Hence, picture-perfect form is very important in kungfu, even for beginners. If beginners have their form correct right at the start, they don’t have to spend much time and effort relearning it later on.

However, you may notice that I am not particular about form for beginners in chi kung. In fact, for beginners if their form is not perfect, though not incorrect, I usually ignore it. The main reason, for ignoring minor mistakes as well as for not particular on picture-perfect form, is that I want beginning students to get on to energy flow as fast as possible.

If I pay too much attention to picture-perfect form, beginning students will be unduly worried about their form, get out from the chi kung state of mind which if often induce, and perform the chi kung technique as gentle physical exercise. Even with imperfect form, so long as the students relax and do not intellectualize, they can generate an energy flow.

As students progress, we pay more attention on form. When students have reached an advanced level, they could have picture-perfect form. Hence, I often mention in class when teaching a new technique that beginning students need not worry about details but just get the general picture right, whereas advanced practitioners can focus on finer points, like picture-perfect form.

However, we have come full-circle.
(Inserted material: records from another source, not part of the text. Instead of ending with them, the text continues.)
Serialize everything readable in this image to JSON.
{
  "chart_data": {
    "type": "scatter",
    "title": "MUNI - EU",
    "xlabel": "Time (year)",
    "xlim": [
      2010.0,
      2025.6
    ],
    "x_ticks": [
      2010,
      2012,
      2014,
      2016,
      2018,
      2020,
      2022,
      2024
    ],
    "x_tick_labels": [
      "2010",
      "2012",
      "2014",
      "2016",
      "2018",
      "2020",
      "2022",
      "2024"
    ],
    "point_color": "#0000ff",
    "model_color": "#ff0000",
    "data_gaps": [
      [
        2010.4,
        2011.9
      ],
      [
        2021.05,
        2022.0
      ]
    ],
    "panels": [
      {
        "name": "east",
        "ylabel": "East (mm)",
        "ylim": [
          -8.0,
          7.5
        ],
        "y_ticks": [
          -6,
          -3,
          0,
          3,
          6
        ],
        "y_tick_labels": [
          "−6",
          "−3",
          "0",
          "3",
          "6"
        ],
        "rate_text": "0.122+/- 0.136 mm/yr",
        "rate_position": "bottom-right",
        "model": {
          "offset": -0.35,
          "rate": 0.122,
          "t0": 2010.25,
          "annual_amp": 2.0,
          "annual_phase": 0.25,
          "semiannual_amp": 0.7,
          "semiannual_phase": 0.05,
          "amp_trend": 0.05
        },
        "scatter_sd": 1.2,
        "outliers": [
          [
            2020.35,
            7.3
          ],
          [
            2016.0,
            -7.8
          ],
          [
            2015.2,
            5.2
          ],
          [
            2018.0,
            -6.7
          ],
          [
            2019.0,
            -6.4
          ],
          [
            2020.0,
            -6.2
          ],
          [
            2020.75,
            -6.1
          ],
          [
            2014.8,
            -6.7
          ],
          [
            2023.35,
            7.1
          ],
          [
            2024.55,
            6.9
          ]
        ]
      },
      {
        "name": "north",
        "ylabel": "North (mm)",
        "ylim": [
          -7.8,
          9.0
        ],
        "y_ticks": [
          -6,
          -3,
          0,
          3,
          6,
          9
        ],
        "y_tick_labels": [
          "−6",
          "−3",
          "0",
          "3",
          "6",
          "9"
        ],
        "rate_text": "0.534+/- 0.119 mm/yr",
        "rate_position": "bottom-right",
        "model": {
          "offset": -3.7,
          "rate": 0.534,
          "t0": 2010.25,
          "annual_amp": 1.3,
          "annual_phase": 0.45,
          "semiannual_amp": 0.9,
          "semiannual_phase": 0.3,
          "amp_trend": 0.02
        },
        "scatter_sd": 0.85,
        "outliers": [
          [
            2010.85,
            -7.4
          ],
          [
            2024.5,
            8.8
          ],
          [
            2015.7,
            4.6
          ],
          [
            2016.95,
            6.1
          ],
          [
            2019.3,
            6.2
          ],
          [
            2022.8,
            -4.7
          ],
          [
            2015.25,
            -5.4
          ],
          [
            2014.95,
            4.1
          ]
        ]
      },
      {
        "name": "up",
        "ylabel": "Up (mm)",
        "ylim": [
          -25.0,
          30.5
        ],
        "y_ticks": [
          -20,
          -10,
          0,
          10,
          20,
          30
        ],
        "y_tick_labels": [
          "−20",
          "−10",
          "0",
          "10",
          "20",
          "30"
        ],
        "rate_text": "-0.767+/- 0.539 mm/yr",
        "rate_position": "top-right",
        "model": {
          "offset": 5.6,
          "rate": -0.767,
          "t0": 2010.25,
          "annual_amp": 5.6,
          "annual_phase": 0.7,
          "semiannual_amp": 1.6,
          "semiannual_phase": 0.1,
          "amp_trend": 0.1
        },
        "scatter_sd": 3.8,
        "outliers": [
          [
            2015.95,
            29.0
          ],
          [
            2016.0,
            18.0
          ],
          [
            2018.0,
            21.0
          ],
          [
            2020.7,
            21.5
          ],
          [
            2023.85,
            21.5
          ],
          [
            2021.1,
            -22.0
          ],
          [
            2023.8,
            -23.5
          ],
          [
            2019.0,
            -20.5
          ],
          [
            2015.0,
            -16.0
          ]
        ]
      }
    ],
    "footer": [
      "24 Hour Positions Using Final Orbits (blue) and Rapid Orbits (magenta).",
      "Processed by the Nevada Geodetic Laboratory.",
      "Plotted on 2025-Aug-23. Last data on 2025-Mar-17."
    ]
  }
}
We have become so cost-effective that sometimes I tell advanced practitioners to purposely get their form wrong, to tense their muscles , or to intellectualize sometimes so that they may not have too powerful result from their practice to prevent over-training! This is a big job to other people.

Nevertheless, instructors whether in chi kung or kungfu, whether they teach beginners or advanced students, must have picture-perfect form. It is because they are models for their students to follow when practicing any kungfu or chi kung techniques.